How can I start with an ã and figure out all the various ways it can be represented in Unicode

You're looking for the Unicode Equivalence.

The 2 forms you mentioned are the composed form, and the decomposed form. To get cannonically equivalent Unicode forms, you could use String.prototype.normalize().

  • Important: Check the link for Browser Compatibility.

str.normalize([form]) accepts the following forms:

  • NFC — Normalization Form Canonical Composition.
  • NFD — Normalization Form Canonical Decomposition.
  • NFKC — Normalization Form Compatibility Composition.
  • NFKD — Normalization Form Compatibility Decomposition.

Code point sequences that are defined as canonically equivalent are assumed to have the same appearance and meaning when printed or displayed.
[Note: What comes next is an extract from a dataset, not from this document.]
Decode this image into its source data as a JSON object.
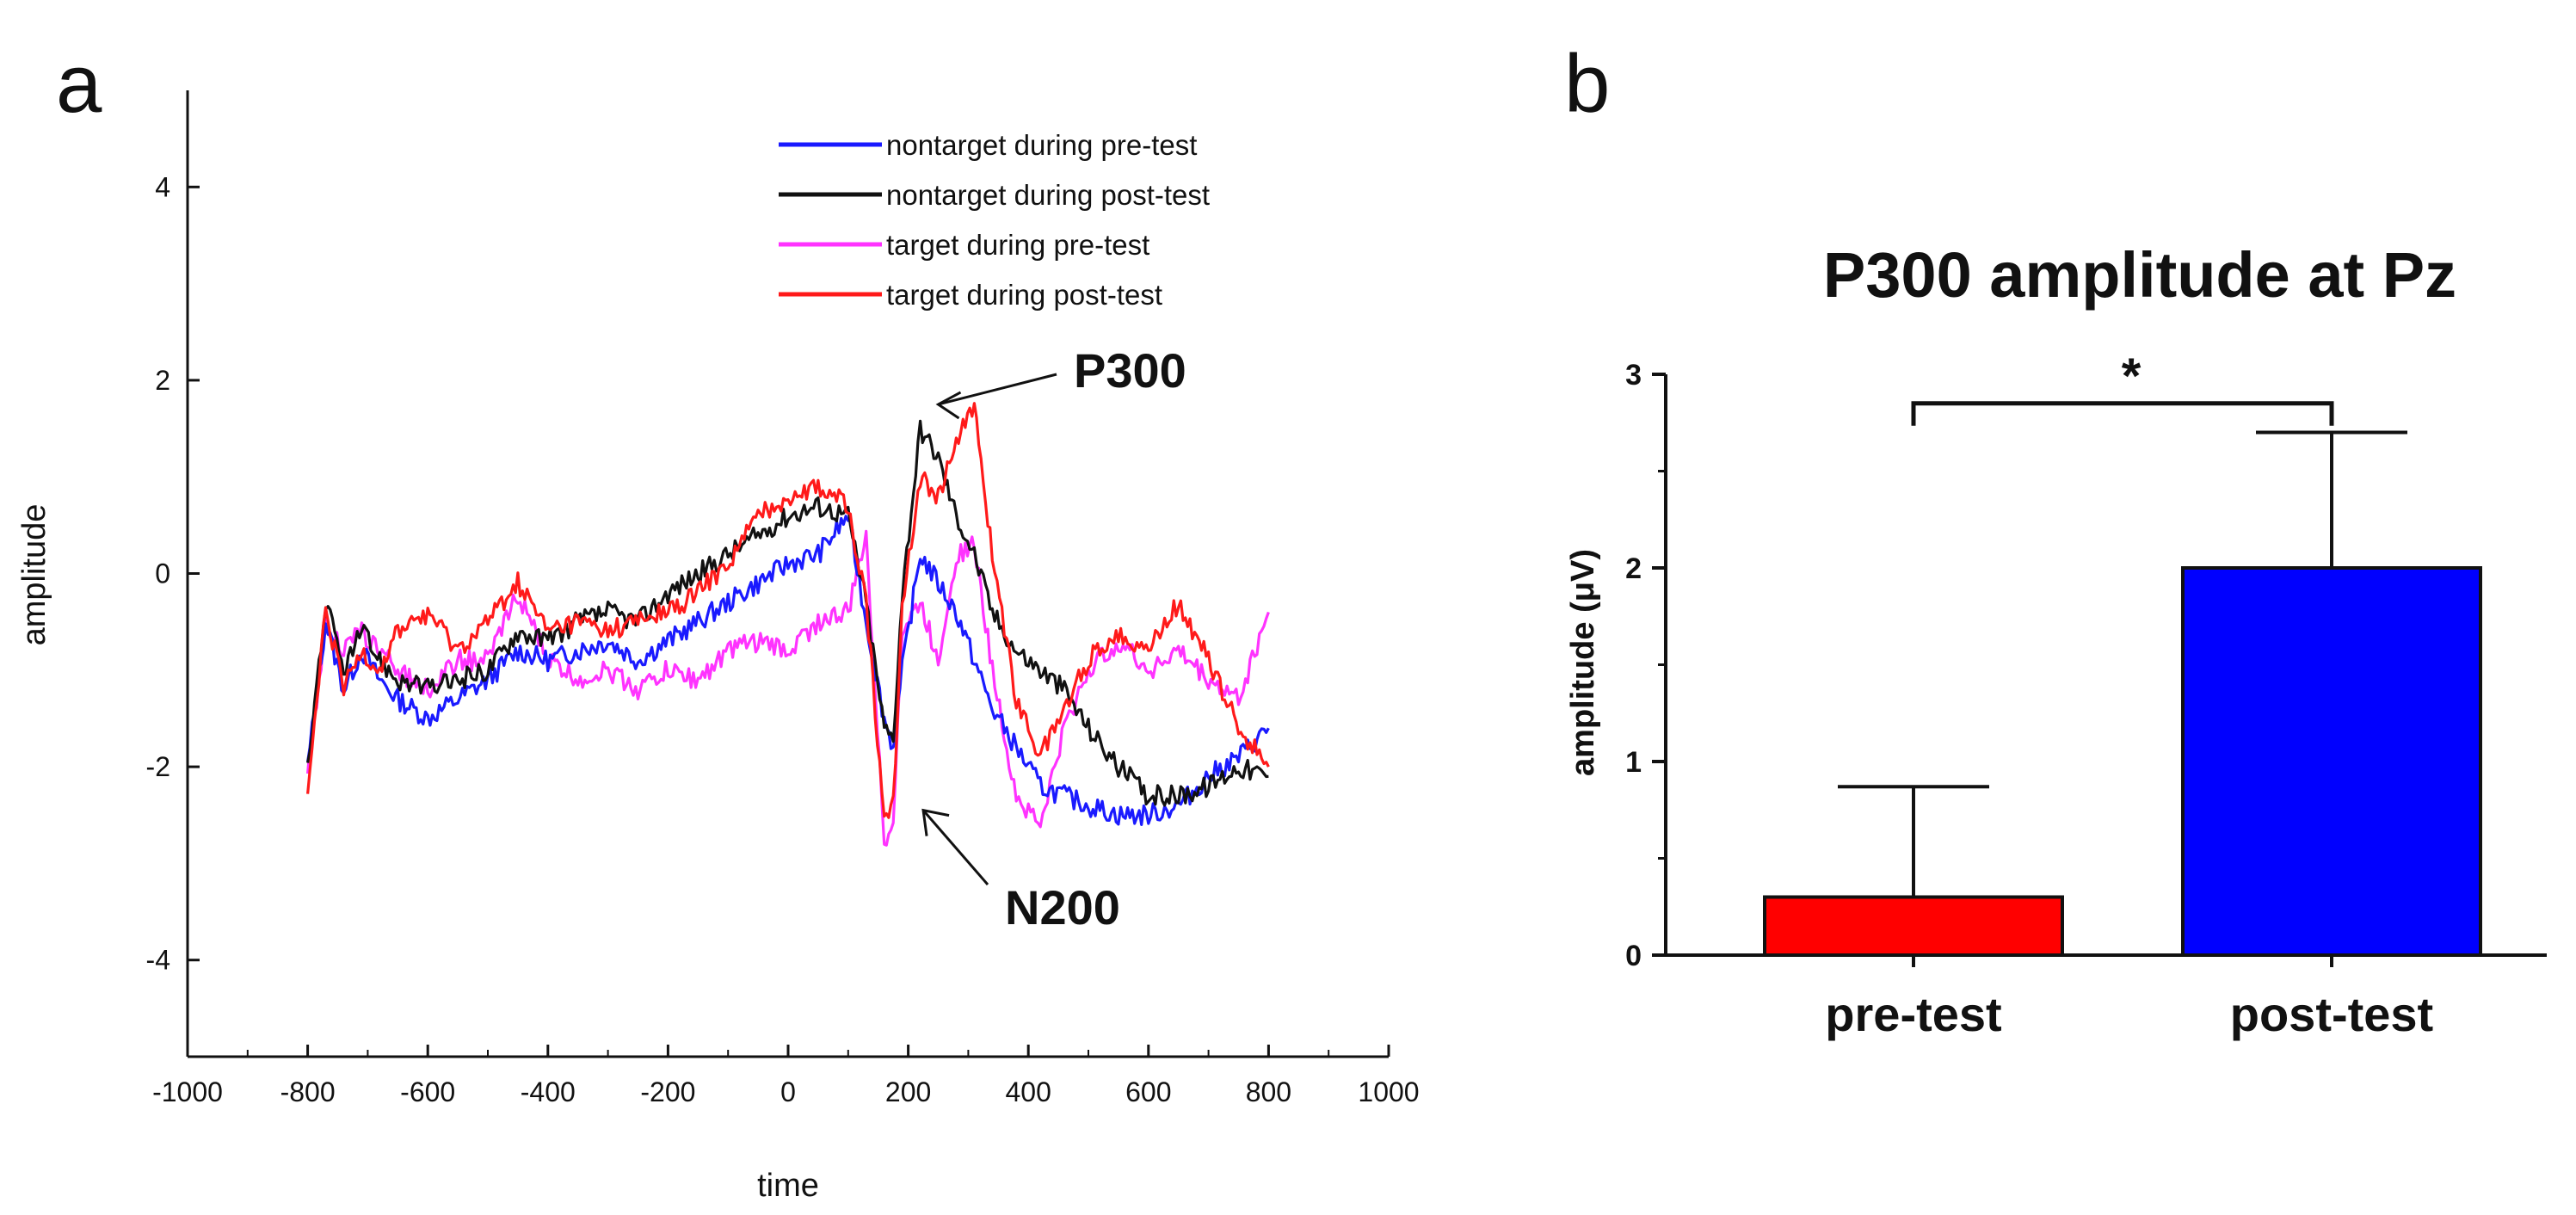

Sequences that are defined as compatible are assumed to have possibly distinct appearances, but the same meaning in some contexts.

Quote from Wikipedia

-Choose the equivalence form you like.


For example, using the Latin small letter a with tilde in Compatibility Form:

var char = "ã";
var nfkc = char.normalize('NFKC');
var nfkd = char.normalize('NFKD');

// Returns bytes as Unicode escaped sequences
function escapeUnicode(str){
    var i;
    var result = "";
    for( i = 0; i < str.length; ++i){
        var c = str.charCodeAt(i);
        c = c.toString(16).toUpperCase();
        while (c.length < 4) {
            c = "0" + c;
        }
        result += "\\u" + c;
    }
    return result;
}

var char = "ã";
var nfkc = char.normalize('NFKC');
var nfkd = char.normalize('NFKD');

document.write('<br />NFKC: ' + escapeUnicode(nfkc));
document.write('<br />NFKD: ' + escapeUnicode(nfkd));
Mariano
  • 6,423
  • 4
  • 31
  • 47